10 tips for your garden in summertime

During spring or summer, temperatures may rise to tropical standards, even in our country. Not all plants can handle such heat, so here are our ten tips on how to keep your garden fresh and colourful, even on hot sunny days.

 

1. Forewarned is forearmed...

Take measures when a heatwave is forecast. Make sure your plants have had access to sufficient water, stop giving granulated fertilizers and keep shadow covers at hand. A heatwave occurs when temperatures reach 25° Celsius (or over) for at least five days at a stretch.

2. Watering

On warm and dry days water your plants in the evening, preferably after sunset, since water quickly evaporates during bright and sunny weather. By watering in the evening your plants can absorb moist during the night. Water at their feet, not on their leaves, for some plants easily develop mildew or mould when leaves stay moist for a prolonged period of time.

3. Watering the lawn

In order to keep it nice and green, it's probably necessary to water your lawn during warm, dry weather. Watering a lot at one go is much better than watering often but sparingly. During dry spells watering once a week is more than enough, preferably at evening time.

4. Mowing the lawn

Do not let your lawn dry out by mowing it too short. Adjust the lawn-mower knives to 4 centimeters and don't mow more than once a week, either in the early morning or (late) in the evening, when sunrays are not yet (or no longer) fierce.

 

5. Protect potplants

Depending on materials used, potted plants can get overheated quite quickly. Especially black plastic pots absorb heat easily, causing plant roots to burn. Root-systems stay cooler by placing plants in terracotta pots during the warmest hours of the day. Since terracotta pots breathe and absorb moist you'll have to water more often during warm, dry spells. In winter these pots can easily break due to temperatures below 0 °C, so protect them from frost. Check your potted plants and hanging baskets on their need for water twice daily. Place pots with drainage holes on saucers and pour water there.

6. Shadow covers

Do you grow hydrangeas in your garden (Hydrangea macrophylla)? Their leaves will limp during warm days. Cover them with a large, light cloth or sheet (resting on canes) or put a parasol over them, offering shade. Put up shadow covers in your greenhouse or whitewash windowpanes to prevent extremely high temperatures. In summer always aerate your greenhouse by opening a window and/or door, both during the day and night.

7. Soil protection

Mulching helps prevent soil from drying out. Mulch layers retain moist, discourage weeds to grow and, in time, improve soil structure. Mulch by scattering a layer of woodchips or dried grass between your plants. Also scatter a thin layer on kitchen-garden beds where you have sown seeds but nothing as yet grows.
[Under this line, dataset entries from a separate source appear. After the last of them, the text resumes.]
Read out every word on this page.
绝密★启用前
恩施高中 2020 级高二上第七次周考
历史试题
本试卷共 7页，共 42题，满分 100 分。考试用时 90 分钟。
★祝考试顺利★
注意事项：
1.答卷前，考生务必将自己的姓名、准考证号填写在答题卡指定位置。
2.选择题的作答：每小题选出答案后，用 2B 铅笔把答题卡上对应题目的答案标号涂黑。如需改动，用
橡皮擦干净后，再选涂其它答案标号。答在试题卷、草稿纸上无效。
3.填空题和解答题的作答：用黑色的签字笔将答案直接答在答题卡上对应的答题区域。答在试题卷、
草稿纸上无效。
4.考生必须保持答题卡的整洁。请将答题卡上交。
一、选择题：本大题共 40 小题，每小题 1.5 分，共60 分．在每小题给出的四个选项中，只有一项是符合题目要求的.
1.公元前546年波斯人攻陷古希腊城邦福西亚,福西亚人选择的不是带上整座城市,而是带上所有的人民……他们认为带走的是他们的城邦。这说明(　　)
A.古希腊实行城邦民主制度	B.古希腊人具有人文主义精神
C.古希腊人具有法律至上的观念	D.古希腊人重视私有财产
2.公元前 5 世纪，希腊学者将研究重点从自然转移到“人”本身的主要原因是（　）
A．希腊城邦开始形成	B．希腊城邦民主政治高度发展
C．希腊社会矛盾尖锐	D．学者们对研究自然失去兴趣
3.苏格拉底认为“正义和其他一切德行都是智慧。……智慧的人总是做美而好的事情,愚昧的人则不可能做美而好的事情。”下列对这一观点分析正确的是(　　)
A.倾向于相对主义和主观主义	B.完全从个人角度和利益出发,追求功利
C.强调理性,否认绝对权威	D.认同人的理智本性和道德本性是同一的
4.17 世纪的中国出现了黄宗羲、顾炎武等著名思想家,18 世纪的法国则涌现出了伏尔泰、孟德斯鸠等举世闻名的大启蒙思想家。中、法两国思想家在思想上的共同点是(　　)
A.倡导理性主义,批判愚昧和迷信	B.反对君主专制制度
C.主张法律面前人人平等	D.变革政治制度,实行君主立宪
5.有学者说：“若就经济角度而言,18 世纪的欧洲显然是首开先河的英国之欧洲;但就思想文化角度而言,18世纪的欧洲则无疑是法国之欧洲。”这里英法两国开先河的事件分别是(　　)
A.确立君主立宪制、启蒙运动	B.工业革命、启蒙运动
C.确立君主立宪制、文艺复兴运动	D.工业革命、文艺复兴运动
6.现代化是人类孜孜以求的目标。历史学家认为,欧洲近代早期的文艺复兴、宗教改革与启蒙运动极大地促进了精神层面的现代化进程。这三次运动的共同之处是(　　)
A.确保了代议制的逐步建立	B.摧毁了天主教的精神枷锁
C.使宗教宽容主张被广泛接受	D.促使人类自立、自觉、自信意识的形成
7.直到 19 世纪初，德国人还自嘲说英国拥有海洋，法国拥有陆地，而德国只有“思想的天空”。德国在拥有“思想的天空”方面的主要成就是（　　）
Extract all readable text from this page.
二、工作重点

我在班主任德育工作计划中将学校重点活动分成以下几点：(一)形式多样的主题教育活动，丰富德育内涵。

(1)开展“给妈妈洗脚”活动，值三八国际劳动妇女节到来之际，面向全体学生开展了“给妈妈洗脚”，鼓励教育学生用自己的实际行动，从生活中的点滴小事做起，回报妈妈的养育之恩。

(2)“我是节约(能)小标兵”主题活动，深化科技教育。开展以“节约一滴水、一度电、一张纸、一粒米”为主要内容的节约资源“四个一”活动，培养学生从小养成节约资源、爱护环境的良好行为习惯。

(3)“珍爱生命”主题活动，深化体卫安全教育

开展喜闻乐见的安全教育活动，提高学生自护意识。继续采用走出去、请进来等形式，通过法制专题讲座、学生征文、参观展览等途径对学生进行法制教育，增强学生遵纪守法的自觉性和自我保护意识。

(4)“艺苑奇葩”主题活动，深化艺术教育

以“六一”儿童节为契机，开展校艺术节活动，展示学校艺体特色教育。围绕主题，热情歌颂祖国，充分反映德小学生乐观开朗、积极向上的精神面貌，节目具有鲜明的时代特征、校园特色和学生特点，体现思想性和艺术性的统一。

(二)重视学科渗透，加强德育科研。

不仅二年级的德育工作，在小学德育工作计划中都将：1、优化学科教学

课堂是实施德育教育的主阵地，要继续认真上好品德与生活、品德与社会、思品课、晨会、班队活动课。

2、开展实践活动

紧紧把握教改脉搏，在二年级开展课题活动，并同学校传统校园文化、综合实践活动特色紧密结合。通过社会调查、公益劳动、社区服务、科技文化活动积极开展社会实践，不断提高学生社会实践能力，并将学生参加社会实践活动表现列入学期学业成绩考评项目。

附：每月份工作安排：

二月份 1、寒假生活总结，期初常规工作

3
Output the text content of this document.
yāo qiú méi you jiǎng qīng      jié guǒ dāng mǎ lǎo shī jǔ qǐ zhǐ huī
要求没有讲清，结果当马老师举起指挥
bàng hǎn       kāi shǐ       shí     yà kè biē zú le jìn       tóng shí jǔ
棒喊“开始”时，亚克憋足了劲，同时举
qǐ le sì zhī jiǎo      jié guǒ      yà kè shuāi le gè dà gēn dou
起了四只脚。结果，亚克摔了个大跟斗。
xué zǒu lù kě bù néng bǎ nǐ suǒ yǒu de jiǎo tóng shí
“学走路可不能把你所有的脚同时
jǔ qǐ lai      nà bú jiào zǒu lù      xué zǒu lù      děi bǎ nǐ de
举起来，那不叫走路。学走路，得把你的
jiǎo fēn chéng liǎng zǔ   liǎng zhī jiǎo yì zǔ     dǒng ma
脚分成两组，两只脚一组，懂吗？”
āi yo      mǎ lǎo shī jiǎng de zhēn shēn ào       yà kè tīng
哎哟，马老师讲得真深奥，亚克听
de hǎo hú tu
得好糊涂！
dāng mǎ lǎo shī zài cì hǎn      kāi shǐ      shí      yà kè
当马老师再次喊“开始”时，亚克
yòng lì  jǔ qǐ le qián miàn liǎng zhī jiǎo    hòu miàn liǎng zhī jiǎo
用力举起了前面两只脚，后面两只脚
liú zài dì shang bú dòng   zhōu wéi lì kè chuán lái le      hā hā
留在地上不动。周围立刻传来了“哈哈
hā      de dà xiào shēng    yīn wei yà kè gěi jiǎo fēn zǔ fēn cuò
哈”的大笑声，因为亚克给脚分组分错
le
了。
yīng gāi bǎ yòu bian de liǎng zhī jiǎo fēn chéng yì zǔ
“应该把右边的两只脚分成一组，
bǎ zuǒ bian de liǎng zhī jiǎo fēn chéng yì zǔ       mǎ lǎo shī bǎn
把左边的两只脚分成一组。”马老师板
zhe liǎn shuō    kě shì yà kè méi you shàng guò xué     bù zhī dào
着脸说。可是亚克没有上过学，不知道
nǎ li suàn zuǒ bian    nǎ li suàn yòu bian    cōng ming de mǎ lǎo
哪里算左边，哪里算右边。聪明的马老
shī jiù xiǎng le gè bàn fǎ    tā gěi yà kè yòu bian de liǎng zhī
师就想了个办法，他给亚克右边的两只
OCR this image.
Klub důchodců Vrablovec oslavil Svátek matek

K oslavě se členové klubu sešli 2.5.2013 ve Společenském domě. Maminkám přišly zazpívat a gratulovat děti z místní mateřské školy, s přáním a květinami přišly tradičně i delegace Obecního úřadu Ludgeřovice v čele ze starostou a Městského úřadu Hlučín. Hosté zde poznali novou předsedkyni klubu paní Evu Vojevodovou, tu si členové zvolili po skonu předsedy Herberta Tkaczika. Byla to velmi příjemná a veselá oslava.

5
8. Use fertilizers with great care

Is it time to give your plants their summer feed? Be very careful indeed when using granulated fertilizers, which hardly dissolve during warm and dry spells. Generally speaking, liquid fertilizers are easiest to use as you need to add water, but do use them sparingly. Something you can offer your plants unrestrictedly is B’cuzz Silic Boost, which strengthens the protective layers on plant leaves, so moist hardly evaporates during heat. It also helps to strengthen plant stems, making them sturdy and less likely to flop.

 

9. Don't prune!

Please wait for cloudy days before you prune evergreens such as Choisya ternata and box, because fierce sunshine can burn their leaves.

10. Enjoy fine weather in your garden

Often on warm summer days you can pick and harvest all kinds of lovely fruit and veg: currants, apples, pears and lettuce, various sorts of vegetables, herbs and even edible flowers such as marigold, borage and lavender, as well as cut flowers! If you gave your plants and trees a rich feed in spring, like bloombastic, your garden will have responded by rich harvests this summer.

A nice shady spot

There's nothing to pick or harvest just yet? Bring out your deck-chair and enjoy the beautiful weather, an ice-cold drink at hand! Too hot to sit in the sun? Remember next winter to plant a plane-tree (its leafage trimmed to a shady ''roof'') or any other tree to sit under; shade from garden umbrellas and sunshades is fine as such, but shade from trees offers just a few degrees more cool!

Tip: put some red currants and edible flowers in a ice cube tray, pour water over them and freeze. Serve drinks tinkling with these refreshing, flowery and fruity icecubes ''from your own garden''!